Abstract:
Introduction. The median artery can persist in adult life and contribute to the formation of the superficial
palmar arch. The persistent median artery (PMA) may compress the median nerve (MN) and has practical
significance for surgeons. The presence or absence of anastomosis between the arteries that contribute to
the formation of the palmar arch has been used to categorize the SPA as complete or incomplete.
Case presentation. A routine anatomical dissection was performed on the upper limbs of a male adult
cadaver aged 60–70 years who was fixed in a 10% formalin solution. This study presents a rare case of
bilateral presentation of the superficial palmar arch formed by PMA. The left persistent median artery was
identified as originating from the trifurcation of the ulnar artery into the median artery, the common
interosseous artery, and the ulnar artery, 69 mm distal to the epicondyles of the humerus. At the wrist, the
persistent median artery with a diameter of 2 mm passed through the carpal tunnel and revealed no
anastomosis with the ulnar artery, forming the incomplete superficial palmar arch of the median-ulnar type.
The right ulnar artery is subdivided into the common interosseous artery, the median artery, and the ulnar
artery at a distance of 80 mm from the intercondylar line. The SPA is formed by the median artery (MA)

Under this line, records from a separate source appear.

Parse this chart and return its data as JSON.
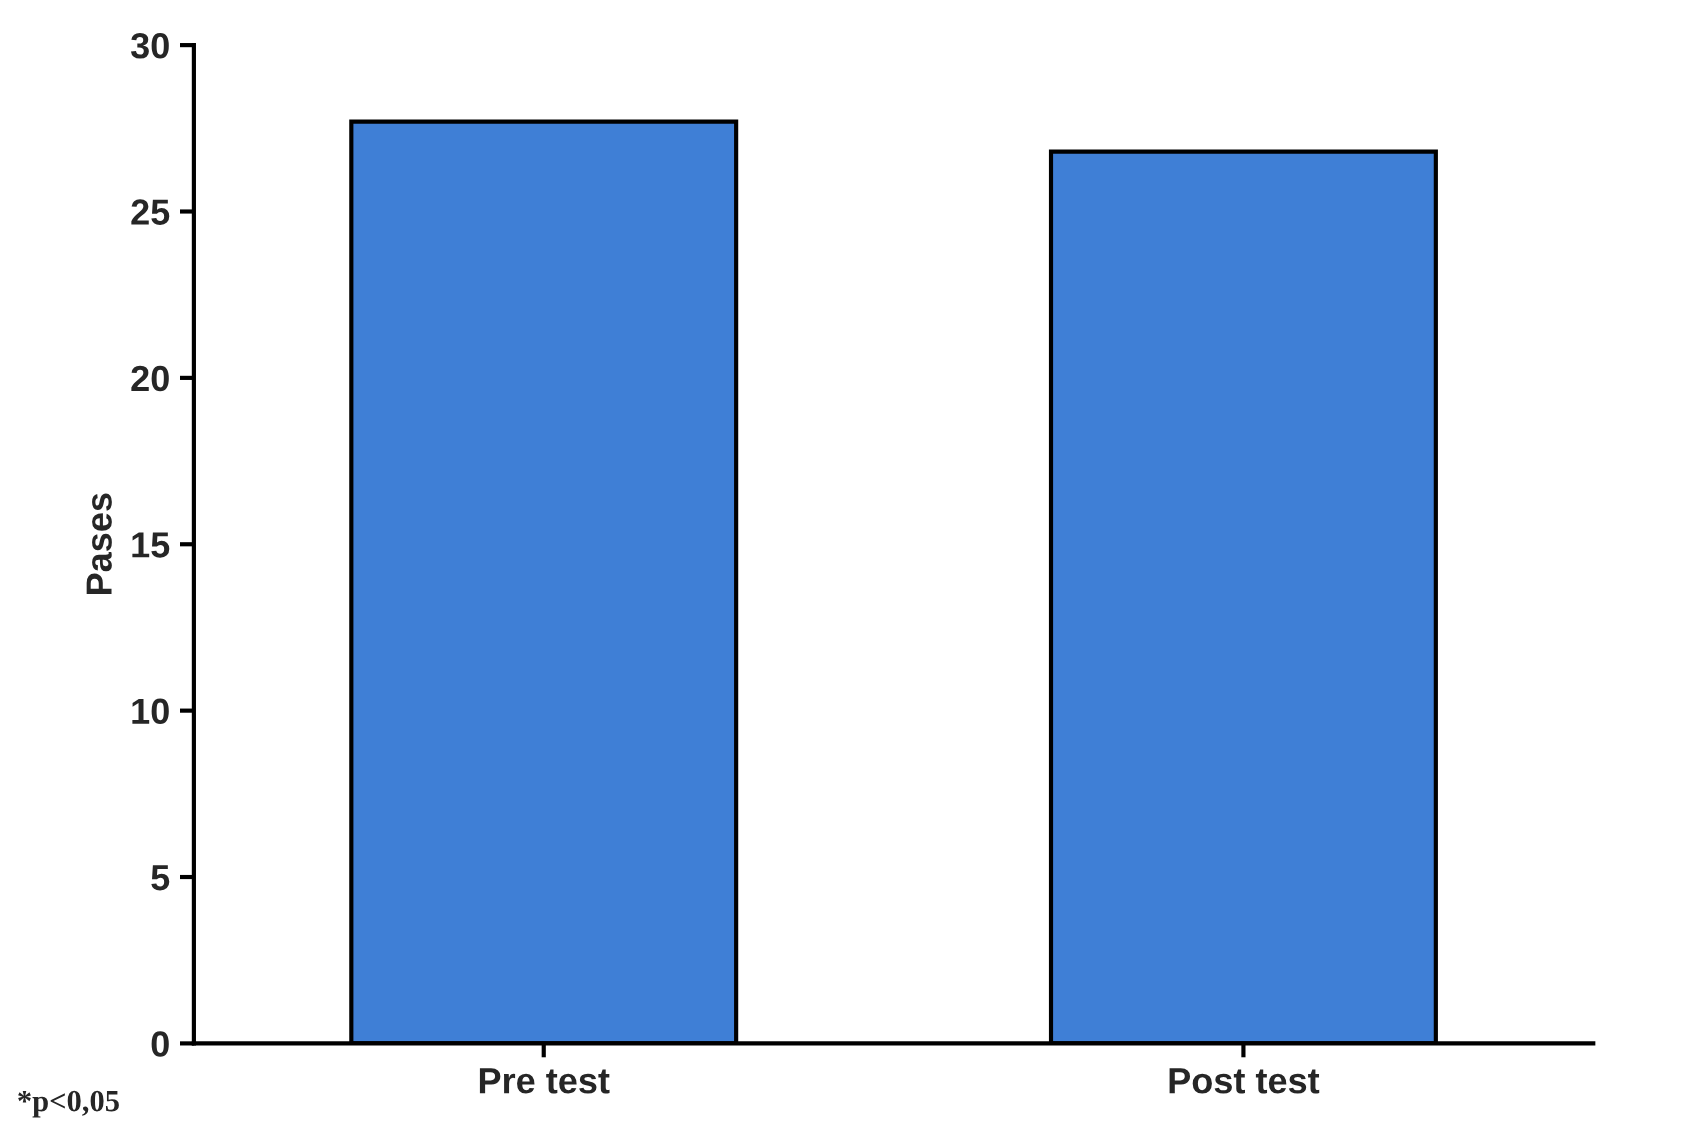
{
  "chart_data": {
    "type": "bar",
    "ylabel": "Pases",
    "categories": [
      "Pre test",
      "Post test"
    ],
    "values": [
      27.7,
      26.8
    ],
    "color": "#3f7fd6",
    "ylim": [
      0,
      30
    ],
    "yticks": [
      0,
      5,
      10,
      15,
      20,
      25,
      30
    ],
    "grid": false,
    "annotations": [
      "*p<0,05"
    ]
  }
}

and the superficial palmar branch of the RA. The palmar digital branches from the ulnar artery supplies the
medial two-and-a-half fingers, while those from the median-radial type of SPA supplied the lateral twoand-a-half fingers and gave the radialis indicis. The thumb had additional blood supply from the princeps
pollicis branch of the radial artery.
Discussion. The PMA is a frequent abnormality that can induce carpal tunnel syndrome by pressing directly
on the median nerve. According to several studies, the prevalence of persistent median artery varies
between 1.1% and 27.1%. The palmar pattern was analyzed and had an incidence of 20%, more common
in females than in males 1.3:1, appearing unilaterally more frequently than bilaterally 4:1. According to
research, the prevalence of incomplete SPA varies from 3.6 to 54.76%. The angle between the ulnar artery
and its common interosseous trunk was the most common source of origin of the median artery (59%). The
palmar pattern usually joins the superficial palmar arch at 35% or ends as the 1st, 2nd, or 1st and 2nd
common digital arteries at 65%. The median artery diameters varied from 0.8 to 2.6 mm, with a mean value
of 1.7 mm. According to our results, the median artery in the palmar region has a diameter of 2 mm. This
is the first case report in the human anatomy department that describes an incomplete palmar arch and
bilateral persistent median artery in a cadaver.
Conclusion. The SPA has received a lot of attention recently because of its importance in contributing to
the vascular supply of the hand. Our discovery was notable in that it revealed the presence of MA as well
as an anastomosis between MA, RA, and UA. These variations are essential in supporting medical students
in improving their clinical practice knowledge.